Recently, I had a short interchange with a birth mother on social media who couldn't believe that a birth mother wouldn't want to meet the child that they put up for adoption.
As I do try to show through my podcast the wide expanse of different experiences for everyone in the adoption constellation, the experiences are varied, both for adoptees, as well as for adoptive parents and birth parents.
I wasn't sure how to respond to her, but since my podcast shares real, true stories week after week, I simply shared mine. I hope that I opened up her perspective a little bit, as I think this is the way to more empathy and understanding and grace for everyone, to just share our truths.
My birth mother met me as a young adult, and we had a pretty good relationship with some ups and downs along the way. Then she ended up abandoning me again. The first time, okay, I understand. But the second time really hurt like hell.
And here I am trying one more time to reach out, as she is 75 years old, to see if she is willing or wanting to try again. I have to know that I at least tried and did everything I could.
I’m sure her story would be different from mine of what happened between us. Adoption trauma happened, that’s what happened, and we just couldn’t put that frayed umbilical cord back together.
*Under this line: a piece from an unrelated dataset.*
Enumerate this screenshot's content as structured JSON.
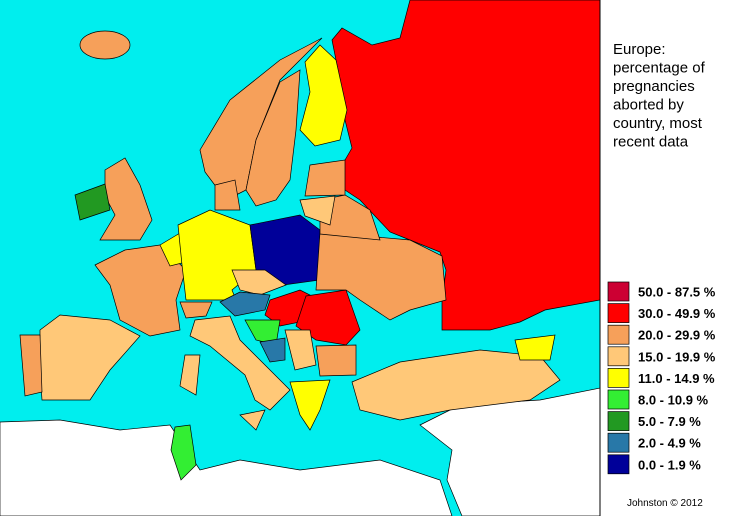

So, I have plugged that umbilical cord back into myself, knowing I’m enough even if she doesn’t want me.
I have somatically and subconsciously gone back into the womb with SMGI therapy, during which I have felt her pain of knowing she had to give me up, and at the same time wanting so badly to keep me. SMGI allowed me to 'hear' conversations she had with my birth father. I could feel the stress hormones and the anxiety she was producing. I experienced birth, and heard her cry out in pain, both physically and emotionally, a primal scream I still hear now ringing in my head. My birthday wasn’t celebrated. Relatives were not waiting to hold me in excitement. It was a day of heartbreak and sorrow and survival for both of us, and that subconscious experience gave me so much compassion for her and what she went through.
But in the end, we just couldn’t survive it, I guess. I can’t change it. I can only try to bridge the distance, and then move on if I never see her again.
How can anyone can say to just get over it? That's insane! No one wants to hear the real stories because they are too painful. And once you know, then what? It’s easier to just look away and be ignorant.
Tell your stories! Tell your truth! It’s time to educate the world about adoption.